Data for the miniTyrRS/tyrosinol complex were collected with beamline X26C at the National Synchrotron Light Source at Brookhaven National Laboratory (Upton, NY). The crystal diffracted to 1.6 Å and had the same space group and similar lattice as for miniTyrRS alone (14). The asymmetric unit comprised one monomer of the dimeric complex. The miniTyrRS/tyrosinol complex structure was readily solved by molecular replacement in cns (22) using the structure of miniTyrRS alone as the search model. The initial model was improved in arp/warp (20), and then further refined by using cns. The final structure of miniTyrRS/tyrosinol complex had an Rwork of 19.66% and an Rfree of 21.70%. Data collection and refinement statistics are summarized in Table 1.

Sequences and Structures. The sequences used in our analyses are available in the GenBank database of protein sequences or in the aminoacyl-tRNA synthetase database (23). Except for the structures newly reported here, all of the protein coordinates used for the generation of alignments were obtained from the Protein Data Bank.

Generation of the Alignments. The structural coordinates of all available TyrRS and TrpRS were used for the generation of the structure-based alignments. The alignments were constructed according to a described method (24).

Phylogenetic Calculations. Maximum parsimony (MP), neighbor joining (NJ), and maximum likelihood (ML) analyses were done by using the software package phylip 3.6 (25). MP trees were calculated by using the program protpars from 100 replicate heuristic searches whereas confidence limits of branch points (for MP and NJ) were estimated by 1,000 bootstrap replications. NJ phylogenies were based on distances between amino acid sequences calculated with the programs neighbor and protdist, using the Dayhoff 120 substitution matrix.

Maximum likelihood calculations were done by using the program protml, using a JTT substitution matrix, and the gamma distribution model of rate variation, with five rate categories. Confidence limits of branch points for maximum likelihood trees were estimated by 100 bootstrap replications.

Estimation of ancestral sequences at internal nodes of the maximum likelihood trees was also calculated with the mlprot program. This was done by selecting three representative sequences among all available bacterial TyrRS (Thermotoga maritima, Aquifex aeolicus, and Rickettsia prowazecki), eukaryotic/archaeal TyrRS (Pyrococcus abyssi, Leishmania major, and Homo sapiens), bacterial TrpRS (Thermotoga maritima, Aquifex aeolicus, and Rickettsia prowazecki), and eukaryotic/archaeal TrpRS (P. abyssi, Giardia lamblia, and H. sapiens) (Fig. 5, which is published as supporting information on the PNAS web site). The resulting twelve sequences were analyzed with protml under varying numerical parameters and substitution models. Under all conditions, the ancestral sequences of the central nodes of the trees remained constant at the α8-D and β2-Y positions.

Results

Overall Structure of Human TrpRS. The crystal structure of the human TrpRS was solved at 2.1 Å by the single wavelength anomalous dispersion method using selenium-labeled protein.

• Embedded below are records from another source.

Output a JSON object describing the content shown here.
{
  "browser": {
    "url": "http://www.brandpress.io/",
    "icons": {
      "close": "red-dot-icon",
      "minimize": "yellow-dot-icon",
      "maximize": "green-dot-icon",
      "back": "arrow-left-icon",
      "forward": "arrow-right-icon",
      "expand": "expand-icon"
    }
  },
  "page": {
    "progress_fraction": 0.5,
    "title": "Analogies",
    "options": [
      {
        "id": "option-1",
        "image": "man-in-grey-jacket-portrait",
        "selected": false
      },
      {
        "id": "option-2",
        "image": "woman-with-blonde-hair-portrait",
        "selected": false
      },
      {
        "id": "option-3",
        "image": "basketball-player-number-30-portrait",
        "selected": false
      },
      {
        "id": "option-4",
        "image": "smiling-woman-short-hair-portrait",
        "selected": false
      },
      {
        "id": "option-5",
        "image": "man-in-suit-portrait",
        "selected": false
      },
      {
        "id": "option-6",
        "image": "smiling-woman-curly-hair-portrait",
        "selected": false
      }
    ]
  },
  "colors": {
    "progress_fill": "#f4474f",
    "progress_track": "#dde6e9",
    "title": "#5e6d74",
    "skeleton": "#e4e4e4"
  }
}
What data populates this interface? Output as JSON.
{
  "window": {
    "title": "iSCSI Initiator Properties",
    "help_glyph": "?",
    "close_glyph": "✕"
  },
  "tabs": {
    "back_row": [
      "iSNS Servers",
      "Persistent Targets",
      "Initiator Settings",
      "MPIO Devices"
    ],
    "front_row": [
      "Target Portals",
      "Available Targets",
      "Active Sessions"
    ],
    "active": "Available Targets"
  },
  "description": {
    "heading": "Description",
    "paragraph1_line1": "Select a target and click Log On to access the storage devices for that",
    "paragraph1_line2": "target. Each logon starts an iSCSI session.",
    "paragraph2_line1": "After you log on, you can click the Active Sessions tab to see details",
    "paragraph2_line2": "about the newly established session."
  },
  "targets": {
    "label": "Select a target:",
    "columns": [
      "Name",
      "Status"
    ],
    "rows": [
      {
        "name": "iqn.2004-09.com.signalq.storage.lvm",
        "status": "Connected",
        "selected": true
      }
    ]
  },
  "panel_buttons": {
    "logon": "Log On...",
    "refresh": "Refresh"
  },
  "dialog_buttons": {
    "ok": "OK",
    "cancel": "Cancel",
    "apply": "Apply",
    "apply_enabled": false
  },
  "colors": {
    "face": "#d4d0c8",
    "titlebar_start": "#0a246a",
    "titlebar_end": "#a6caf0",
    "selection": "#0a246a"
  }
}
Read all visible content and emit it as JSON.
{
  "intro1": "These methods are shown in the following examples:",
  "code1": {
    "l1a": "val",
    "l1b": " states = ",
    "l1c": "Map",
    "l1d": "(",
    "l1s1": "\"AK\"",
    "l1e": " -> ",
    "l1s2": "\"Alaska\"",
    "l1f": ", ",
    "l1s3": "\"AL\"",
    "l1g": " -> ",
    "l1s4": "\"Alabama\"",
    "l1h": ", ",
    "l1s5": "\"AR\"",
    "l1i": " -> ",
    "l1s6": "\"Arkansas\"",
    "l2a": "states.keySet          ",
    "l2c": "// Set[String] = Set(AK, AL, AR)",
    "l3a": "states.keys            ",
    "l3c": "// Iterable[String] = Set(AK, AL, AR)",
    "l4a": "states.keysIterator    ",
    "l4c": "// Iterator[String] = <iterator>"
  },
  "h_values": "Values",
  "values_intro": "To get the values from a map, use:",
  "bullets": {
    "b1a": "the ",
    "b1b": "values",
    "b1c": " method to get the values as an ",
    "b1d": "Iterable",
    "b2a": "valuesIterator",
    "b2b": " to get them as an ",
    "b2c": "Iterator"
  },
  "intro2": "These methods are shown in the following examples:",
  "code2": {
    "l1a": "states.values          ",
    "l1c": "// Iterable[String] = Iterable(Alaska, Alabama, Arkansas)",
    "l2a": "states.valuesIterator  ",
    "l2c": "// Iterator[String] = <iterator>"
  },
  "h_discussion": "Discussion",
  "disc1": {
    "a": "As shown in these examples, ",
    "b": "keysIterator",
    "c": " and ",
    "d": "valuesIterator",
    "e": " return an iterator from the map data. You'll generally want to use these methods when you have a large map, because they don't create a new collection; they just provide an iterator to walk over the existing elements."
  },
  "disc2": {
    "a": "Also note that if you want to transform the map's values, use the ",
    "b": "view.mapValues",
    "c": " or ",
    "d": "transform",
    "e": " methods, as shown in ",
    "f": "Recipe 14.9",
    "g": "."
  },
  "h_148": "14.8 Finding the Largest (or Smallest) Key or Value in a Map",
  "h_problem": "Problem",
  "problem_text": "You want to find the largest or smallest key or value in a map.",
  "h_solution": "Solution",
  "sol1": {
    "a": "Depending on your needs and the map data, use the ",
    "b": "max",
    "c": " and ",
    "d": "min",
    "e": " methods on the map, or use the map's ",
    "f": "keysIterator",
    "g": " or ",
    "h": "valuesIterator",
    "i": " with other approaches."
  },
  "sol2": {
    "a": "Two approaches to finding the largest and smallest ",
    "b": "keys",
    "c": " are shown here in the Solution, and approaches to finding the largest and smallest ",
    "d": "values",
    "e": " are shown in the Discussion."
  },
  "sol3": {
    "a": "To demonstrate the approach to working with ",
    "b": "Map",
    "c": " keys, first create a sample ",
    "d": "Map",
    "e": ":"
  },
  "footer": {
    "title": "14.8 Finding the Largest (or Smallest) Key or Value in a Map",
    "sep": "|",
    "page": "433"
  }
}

As observed for its bacterial ortholog (10), human TrpRS was a dimer, and the whole dimer was accommodated in the crystallographic asymmetric unit (Fig. 2). In one monomer of the dimer, all three domains of human TrpRS [N-terminal appended domain (Ala-7-Ala-60), Rossmann fold catalytic domain (Glu-82-Ser-353), and anticodon recognition domain (Asp-354-Ala-467] were resolved. A disordered region of 21 residues (Asp-61-Glu-81) is likely to be a flexible linker between the N-domain and the Rossmann fold. However, in the other monomer, the first 96 residues, which include the N-terminal domain, the flexible linker, and part of the Rossmann fold catalytic unit, were completely disordered. A bound Trp-AMP was found only in the monomer with the resolved N-domain, suggesting that the ligand helped to hold the three domains together. Indeed, the anticodon recognition domain of the other monomer was in a slightly more opened conformation, and part of the “KMSKS” loop (Ala-346-Asp-354) of that monomer was disordered probably because it lacked bound ligand.

Fig. 2.

Fig. 2.

Structure of the dimeric human TrpRS with one monomer shown in color. The circled CP1 insertion of the Rossmann fold domain forms the dimerization interface. All three domains [N-terminal appended domain (blue), Rossmann fold catalytic domain (yellow), and anticodon recognition domain (green)] were resolved in one monomer of the dimer with a disordered linker of 21 residues connecting the N-domain and the Rossmann fold domain. However, in the other monomer, the first 96 residues, which include the N-terminal domain, the linker region, and part of the Rossmann fold catalytic domain, were completely disordered. A bound Trp-AMP was found only in the monomer with the resolved N-domain.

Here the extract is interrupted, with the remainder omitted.